Литмир - Электронная Библиотека
A
A

Мною овладело желание выйти из фиакра и броситься бежать. Я инстинктивно боялась гвардейцев, они причиняли мне только зло. Я бы, вероятно, и убежала, но гвардейский начальник уже подходил к нам. Тогда я решила взять себя в руки. С каких это пор я стала такой пугливой? В конце концов, я назовусь мадам Шантале, и пусть кто-нибудь попробует меня разоблачить!

– Поворачивайте назад! – развязно скомандовал начальник. – Застава закрыта. Сегодня и мышь не выскользнет из города.

– Но, сударь! – воскликнул нетерпеливый пассажир в фиакре. – Это совершенно невероятно! У меня в Алансоне умерла мать. Я должен прибыть туда.

– Все вы так говорите. Эй, кучер, поворачивай! Застава закрыта.

– Но по чьему приказу? Гвардеец гневно фыркнул себе в усы.

– Если бы я тут перед каждой свиньей объяснялся, то уже давно был бы в Шарантоне![1] Отправляйся назад и не задавай лишних вопросов!

Он схватил лошадей под уздцы, стараясь повернуть их назад.

– Эй, ты, проклятый кучер, если ты сейчас же не унесешь отсюда ноги и не заберешь эту колымагу, я тебя арестую!

– А я буду жаловаться! – заявил нетерпеливый пассажир. – На вас, милостивый государь, и на ваше самоуправство. Мы живем в стране, где существует закон, а вы творите здесь беззаконие.

Гвардеец вытаращился на него с полнейшим изумлением, смешанным с яростью. Глаза его наливались кровью, лицо багровело. Я со страхом подумала, как неосторожно во времена революции напоминать кому-то о законе.
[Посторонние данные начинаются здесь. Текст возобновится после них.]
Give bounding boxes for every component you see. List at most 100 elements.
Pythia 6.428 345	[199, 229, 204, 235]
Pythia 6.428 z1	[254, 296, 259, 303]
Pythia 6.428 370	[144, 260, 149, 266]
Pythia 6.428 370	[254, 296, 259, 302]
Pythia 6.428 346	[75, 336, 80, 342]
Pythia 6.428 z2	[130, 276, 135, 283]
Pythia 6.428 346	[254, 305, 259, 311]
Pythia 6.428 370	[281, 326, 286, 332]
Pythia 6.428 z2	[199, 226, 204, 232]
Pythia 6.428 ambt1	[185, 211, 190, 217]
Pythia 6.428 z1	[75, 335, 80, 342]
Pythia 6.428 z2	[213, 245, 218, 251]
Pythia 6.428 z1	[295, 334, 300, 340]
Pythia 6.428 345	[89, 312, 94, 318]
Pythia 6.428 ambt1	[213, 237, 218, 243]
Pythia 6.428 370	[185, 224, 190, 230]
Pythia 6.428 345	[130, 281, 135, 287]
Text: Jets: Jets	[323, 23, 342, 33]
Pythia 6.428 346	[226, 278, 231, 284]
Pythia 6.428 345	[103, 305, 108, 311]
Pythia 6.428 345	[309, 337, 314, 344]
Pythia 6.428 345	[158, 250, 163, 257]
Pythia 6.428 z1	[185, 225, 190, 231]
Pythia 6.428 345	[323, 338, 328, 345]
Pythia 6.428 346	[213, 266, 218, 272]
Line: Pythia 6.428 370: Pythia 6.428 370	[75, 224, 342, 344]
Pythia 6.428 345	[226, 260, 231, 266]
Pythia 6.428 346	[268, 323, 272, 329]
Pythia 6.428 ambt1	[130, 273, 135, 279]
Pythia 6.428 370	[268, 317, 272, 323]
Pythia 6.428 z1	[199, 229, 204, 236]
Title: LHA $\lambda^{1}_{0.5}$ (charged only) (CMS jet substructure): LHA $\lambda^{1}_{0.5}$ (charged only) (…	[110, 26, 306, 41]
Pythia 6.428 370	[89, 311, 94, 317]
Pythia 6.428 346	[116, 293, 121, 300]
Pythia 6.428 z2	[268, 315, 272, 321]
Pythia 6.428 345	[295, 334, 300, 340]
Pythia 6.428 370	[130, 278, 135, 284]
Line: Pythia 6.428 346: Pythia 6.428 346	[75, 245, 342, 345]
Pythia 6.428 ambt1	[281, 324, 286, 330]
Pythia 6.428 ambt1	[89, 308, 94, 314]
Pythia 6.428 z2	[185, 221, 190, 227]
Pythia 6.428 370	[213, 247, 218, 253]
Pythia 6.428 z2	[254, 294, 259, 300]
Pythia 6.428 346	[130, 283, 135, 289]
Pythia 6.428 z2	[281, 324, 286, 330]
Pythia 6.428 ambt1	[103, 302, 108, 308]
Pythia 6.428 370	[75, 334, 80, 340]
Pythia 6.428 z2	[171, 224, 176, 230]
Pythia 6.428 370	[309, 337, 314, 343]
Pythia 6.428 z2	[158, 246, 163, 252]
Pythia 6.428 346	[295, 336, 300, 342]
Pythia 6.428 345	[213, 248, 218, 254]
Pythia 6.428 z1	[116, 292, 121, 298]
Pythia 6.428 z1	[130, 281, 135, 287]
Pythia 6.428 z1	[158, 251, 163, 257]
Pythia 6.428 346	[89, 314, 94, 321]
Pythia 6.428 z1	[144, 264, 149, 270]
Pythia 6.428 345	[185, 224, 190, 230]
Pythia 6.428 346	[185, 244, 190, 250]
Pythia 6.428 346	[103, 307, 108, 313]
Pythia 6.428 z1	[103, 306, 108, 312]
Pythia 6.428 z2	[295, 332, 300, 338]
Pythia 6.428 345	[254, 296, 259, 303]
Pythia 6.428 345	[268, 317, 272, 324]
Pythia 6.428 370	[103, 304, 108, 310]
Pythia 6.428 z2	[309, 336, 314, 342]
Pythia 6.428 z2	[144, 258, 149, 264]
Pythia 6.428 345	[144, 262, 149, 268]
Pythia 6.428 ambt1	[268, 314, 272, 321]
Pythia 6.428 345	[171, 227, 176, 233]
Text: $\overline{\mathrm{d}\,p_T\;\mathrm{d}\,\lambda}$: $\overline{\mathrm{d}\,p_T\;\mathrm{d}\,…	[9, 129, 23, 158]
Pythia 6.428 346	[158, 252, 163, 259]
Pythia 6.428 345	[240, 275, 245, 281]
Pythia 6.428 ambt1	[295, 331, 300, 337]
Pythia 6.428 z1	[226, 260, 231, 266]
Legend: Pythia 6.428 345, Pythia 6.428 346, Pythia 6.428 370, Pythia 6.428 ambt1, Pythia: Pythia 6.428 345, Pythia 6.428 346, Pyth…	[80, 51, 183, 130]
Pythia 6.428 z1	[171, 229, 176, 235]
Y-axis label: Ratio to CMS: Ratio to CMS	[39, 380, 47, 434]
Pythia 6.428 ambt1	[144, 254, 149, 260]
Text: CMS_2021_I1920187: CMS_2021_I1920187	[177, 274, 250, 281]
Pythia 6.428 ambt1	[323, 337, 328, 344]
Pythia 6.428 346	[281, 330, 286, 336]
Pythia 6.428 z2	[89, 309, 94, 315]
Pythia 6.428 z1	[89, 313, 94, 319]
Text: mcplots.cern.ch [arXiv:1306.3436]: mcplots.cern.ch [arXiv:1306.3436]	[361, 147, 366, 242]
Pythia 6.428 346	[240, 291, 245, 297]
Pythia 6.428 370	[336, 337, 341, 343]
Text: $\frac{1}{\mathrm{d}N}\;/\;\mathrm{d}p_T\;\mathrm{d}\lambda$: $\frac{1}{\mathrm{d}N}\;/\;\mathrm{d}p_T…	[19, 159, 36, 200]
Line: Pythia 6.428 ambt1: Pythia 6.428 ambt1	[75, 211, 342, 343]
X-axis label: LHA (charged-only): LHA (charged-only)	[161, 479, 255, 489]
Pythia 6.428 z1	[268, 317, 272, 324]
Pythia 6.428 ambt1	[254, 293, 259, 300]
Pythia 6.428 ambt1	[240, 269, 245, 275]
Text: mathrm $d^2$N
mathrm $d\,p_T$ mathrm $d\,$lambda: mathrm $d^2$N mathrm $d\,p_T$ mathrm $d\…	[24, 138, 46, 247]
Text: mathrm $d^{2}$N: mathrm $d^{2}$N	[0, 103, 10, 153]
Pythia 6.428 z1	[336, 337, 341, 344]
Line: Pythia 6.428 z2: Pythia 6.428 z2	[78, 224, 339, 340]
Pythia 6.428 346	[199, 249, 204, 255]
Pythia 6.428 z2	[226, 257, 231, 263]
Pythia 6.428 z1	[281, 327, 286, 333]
– Закон? – прорычал гвардеец. – Ах, закон! Ребята, вы слышали этого аристократишку? Ах ты, роялист проклятый, подлый предатель! Милостивыми государями он нас называет… Ну, так я тебе задам милостивого государя. Эй, парни, забирайте его себе!

Теперь подошли и те люди в штатском. Двое из них принялись вытаскивать пассажира из фиакра, четвертый грубо объявил:

– Вы арестованы, гражданин!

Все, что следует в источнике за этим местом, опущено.